As earlier announced, Poland's biggest gas firm, state-run PGNiG, said that it did not intend to extend its long-term deal on gas supplies with Gazprom. The gas firm seeks to wean itself off Russian-sourced energy after 2023. This marks Russia's and Gazprom's failure while exposing the immense success of Poland's incumbent authorities who, since coming to power in 2015, have made consistent efforts to vary the country's energy supplies to cut off reliance on Russia and build up Warsaw's energy security. Poland says it will be able to do without Russian gas after the current gas deal terminates.

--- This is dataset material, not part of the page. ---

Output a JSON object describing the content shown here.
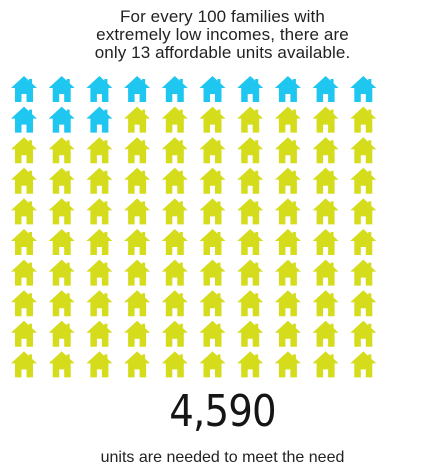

The Polish-Russian Yamal contract, signed back in 1996, will remain in force until December 31, 2022. Under the deal, Poland gets 10 billion cubic meters (bcm) of gas per annum. According to a Gazprom-imposed take-or-pay clause, Poland is obliged to buy at least 8.7 billion cubic meters of gas annually. President of the PGNiG Management Board, Piotr Woźniak, said that the financial terms of the Gazprom contract were unfavorable, with Poland being bound to pay up to 1 billion zlotys per year ($260 million). PGNiG's gas deal with Gazprom has long not been in line with market conditions, deteriorating Polish gas consumers' position in relation to other European customers. Bearing in mind exorbitant energy prices, unfavorable deal conditions and Poland's fear of Gazprom's use of gas flows as a tool of political pressure, PGNiG notified Gazprom Export of its intent to terminate the contract for purchase and sale of natural gas. The Yamal agreement requires that the parties formally submit declarations regarding future cooperation three years before the deal expires; if not notified by any of the parties, the contract will be prolonged automatically. Poland has long made attempts to reduce the price of Russian-sourced gas supplies, managing to diminish the rates by 10 percent back in 2012. In 2015, PGNiG filed a suit against Gazprom to the Stockholm Arbitration Court, arguing that the price of gas in the current agreement was overestimated and did not correspond to the situation on the European energy market. Both gas firms are still awaiting the final ruling, scheduled for late 2019 and early 2020, with Poland hoping to win the case.
In 2018, Poland's demand for gas was 20 bcm, with domestic production of 4 bcm. About 60 percent of Poland's demand came from Gazprom. PGNiG has reduced Russian gas flows by 21 percent since the beginning of this year. In the first three quarters of 2019, Poland's LNG purchases raised significantly, at the expense of gas shipments from Russia. The share of Russian energy in Poland's total gas imports dwindled by 17 percent, attaining the level of 58 percent, while 75 percent in a year-to-year comparison, with a simultaneous increase in LNG's shares in total gas imports, from 18 to 23 percent. From January to September 2019, Poland's Świnoujście gas terminal received 22 offshore liquefied natural gas supplies, compared to as many as 16 in a year-to-year comparison.
Poland's decision to diversify its gas supplies will allow for terminating the Yamal gas contract. PGNiG has taken in the last four years some actions aimed at diversifying Poland's energy supplies. The efforts to reduce dependency include importing liquefied natural gas from the United States, Qatar, and Norway. Poland's gas firm has struck long-term LNG supply deals, including with U.S.-based companies. Under the accords PGNiG has already inked, the company is bound to receive 1.45 million tons of LNG annually from U.S.-based Cheniere after 2022 (within the 24 years) and 2 million tons from Venture Global throughout twenty years. Importantly, PGNiG says that U.S. firms supply LNG flows at an entirely competitive price to that offered by Gazprom for its supplies running through Russia-based pipelines. PGNiG holds shares in 26 exploration and production licenses on the Norwegian Continental Shelf. Once completed, Baltic Pipe will allow the transfer to Poland of 2.5 billion cubic meters of gas.